"Limerence is an involuntary cognitive and emotional state characterized primarily by intrusive thinking, longing for reciprocation, and sensitivity to external events that signify uncertainty on the one hand, and hope of reciprocation on the other. It can be experienced as intense joy or as extreme despair, depending on the perceived behavior of the "limerent object," the person whose returned feeling is desired."

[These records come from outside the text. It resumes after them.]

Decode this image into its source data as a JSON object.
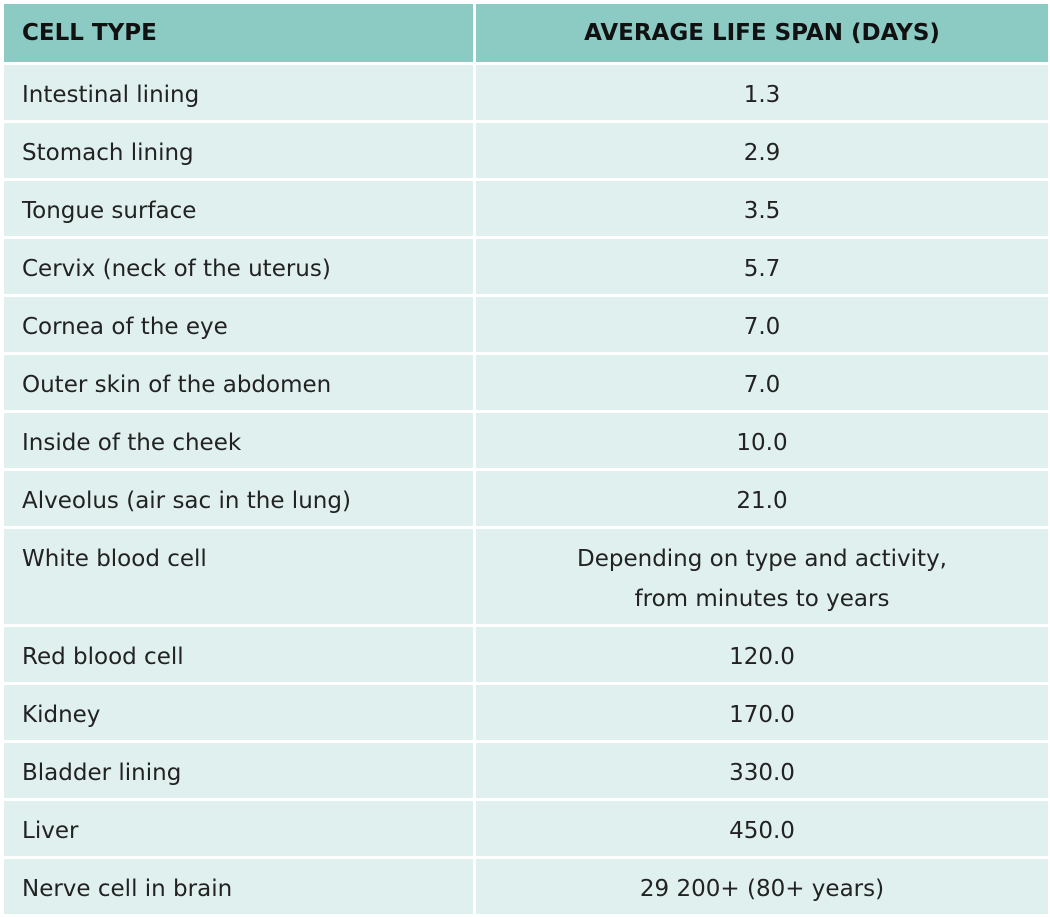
{
  "table": {
    "headers": [
      "CELL TYPE",
      "AVERAGE LIFE SPAN (DAYS)"
    ],
    "rows": [
      {
        "cell_type": "Intestinal lining",
        "life_span": "1.3"
      },
      {
        "cell_type": "Stomach lining",
        "life_span": "2.9"
      },
      {
        "cell_type": "Tongue surface",
        "life_span": "3.5"
      },
      {
        "cell_type": "Cervix (neck of the uterus)",
        "life_span": "5.7"
      },
      {
        "cell_type": "Cornea of the eye",
        "life_span": "7.0"
      },
      {
        "cell_type": "Outer skin of the abdomen",
        "life_span": "7.0"
      },
      {
        "cell_type": "Inside of the cheek",
        "life_span": "10.0"
      },
      {
        "cell_type": "Alveolus (air sac in the lung)",
        "life_span": "21.0"
      },
      {
        "cell_type": "White blood cell",
        "life_span": "Depending on type and activity, from minutes to years"
      },
      {
        "cell_type": "Red blood cell",
        "life_span": "120.0"
      },
      {
        "cell_type": "Kidney",
        "life_span": "170.0"
      },
      {
        "cell_type": "Bladder lining",
        "life_span": "330.0"
      },
      {
        "cell_type": "Liver",
        "life_span": "450.0"
      },
      {
        "cell_type": "Nerve cell in brain",
        "life_span": "29 200+ (80+ years)"
      }
    ]
  },
  "colors": {
    "header_bg": "#8ccac4",
    "row_bg": "#e0f0ef",
    "grid": "#ffffff"
  }
}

Essentially, limerence is what many people would call "romantic love," or "being in love." It is argued that limerence is a completely separate phenomenon from "true love," although they may occur at the same time. I would also posit that the "limerent object," or LO, would be the same as the "one-itis" that we hear spoken of in the PUA community. Hence the reason I feel this topic belongs in my blog.
First off, allow me to say that there is a notable percentage of the population who have never been limerent. That is not to say that they are incapable of it, although I would certainly guess that such people do exist. So to those of you who have never experienced this phenomenon, I say "bully for you." Personally, I've been limerent more times than I can remember, although admittedly, a great number of those times occurred between the ages of about 10 and 16. Girly crushes and infatuations, mostly, so no big deal. But ever since I started actually consummating my infatuations, limerence has become a more important experience. My focus as of late, however, has been in heading the opposite way, that is to say, avoiding limerence like the plague.

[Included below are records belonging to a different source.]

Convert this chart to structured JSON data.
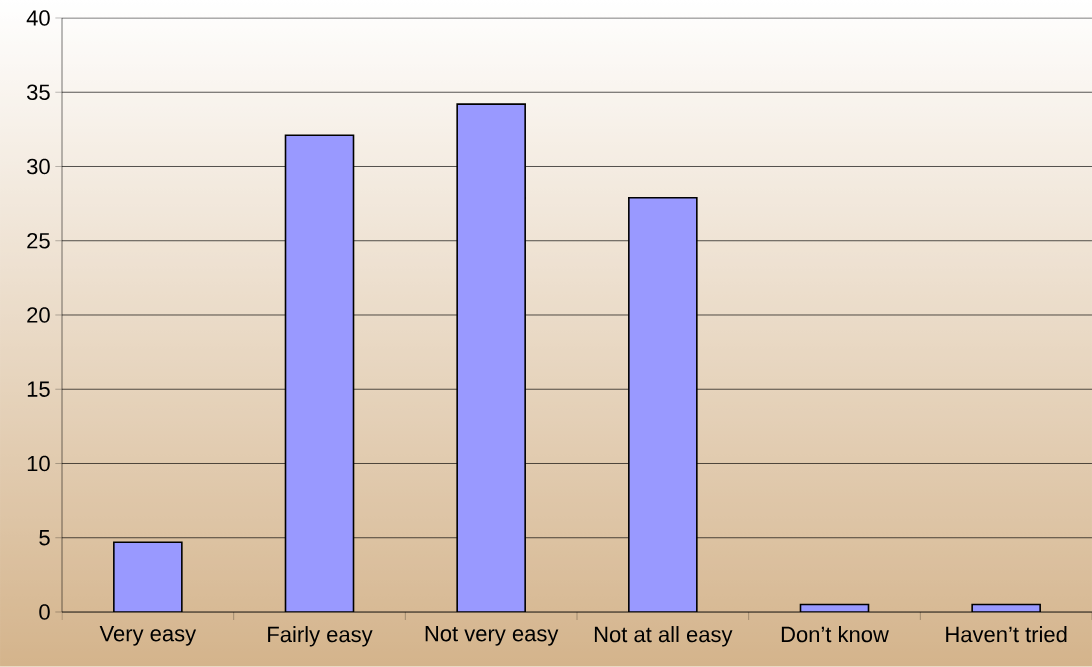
{
  "chart_data": {
    "type": "bar",
    "categories": [
      "Very easy",
      "Fairly easy",
      "Not very easy",
      "Not at all easy",
      "Don’t know",
      "Haven’t tried"
    ],
    "values": [
      4.7,
      32.1,
      34.2,
      27.9,
      0.5,
      0.5
    ],
    "color": "#9999ff",
    "ylim": [
      0,
      40
    ],
    "yticks": [
      0,
      5,
      10,
      15,
      20,
      25,
      30,
      35,
      40
    ],
    "grid": "y"
  }
}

Let's face it, anything that takes over your senses to the extent that limerence does, that makes you see someone's failings and yet make excuses for them all day long, anything that essentially, robs you of your sanity, however temporarily, as limerence does, is NOT a good thing when trying to keep a cool head and practice seduction. How, then, does one who is known to be capable of limerence, avoid the dreaded "one-itis"?
I cannot speak to all occasions, to all people, or even to all members of one gender. The book does not address this topic. But I did want to share how I've handled it thus far (and with what I consider to be success). The first and more obvious part of the equation is to detach from the outcome. This is something that PUA drills into everyone quite thoroughly. What I learned from the more subtle seduction side of things, however, is something I consider even more valuable: make a study of your prey. Know them better than they know themselves. Learn their foibles, their imperfections, their buttons and their baggage. Then, accept them, and love them anyway.

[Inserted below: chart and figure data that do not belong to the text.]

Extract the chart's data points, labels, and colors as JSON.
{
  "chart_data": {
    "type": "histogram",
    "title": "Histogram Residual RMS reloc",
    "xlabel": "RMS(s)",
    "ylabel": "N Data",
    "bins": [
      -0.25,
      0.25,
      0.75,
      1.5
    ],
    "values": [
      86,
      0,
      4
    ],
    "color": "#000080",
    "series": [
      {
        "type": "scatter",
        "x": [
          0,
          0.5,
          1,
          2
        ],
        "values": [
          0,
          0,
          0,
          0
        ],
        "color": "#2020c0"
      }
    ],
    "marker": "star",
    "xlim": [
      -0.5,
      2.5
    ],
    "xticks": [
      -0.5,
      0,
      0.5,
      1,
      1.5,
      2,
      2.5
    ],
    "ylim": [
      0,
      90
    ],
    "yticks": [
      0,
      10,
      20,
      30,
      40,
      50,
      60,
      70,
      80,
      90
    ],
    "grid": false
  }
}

See, a limerent person sees their LO's imperfections, but ignores, dismisses or makes excuses for them. The seducer sees their LO's imperfections, and holds them very clearly in focus. They are among the best tools the seducer has in their arsenal: use the victim's weaknesses against them. Because you're spending so much time with their less glorious traits right in front of your face, you know from the start that this person is human, fallible, and not worthy of the worship implied in limerence. True, the experience of limerence is capable of bringing you to otherwise unattainable heights, but it can also bring you low more quickly and more often than any sane human should want. So by focusing on someone's faults, and yet accepting them, and finding the things about the person that are worth loving and appreciating, you avoid the insanity of limerence, and are capable of controlling not only your feelings for them, but also theirs for you.
Can this backfire? I suppose so. In an upcoming post, however, I'll be sharing just how nice it can be to skip over the BS of limerence, and move straight into the deeper, more rewarding kind of love of which two humans are capable.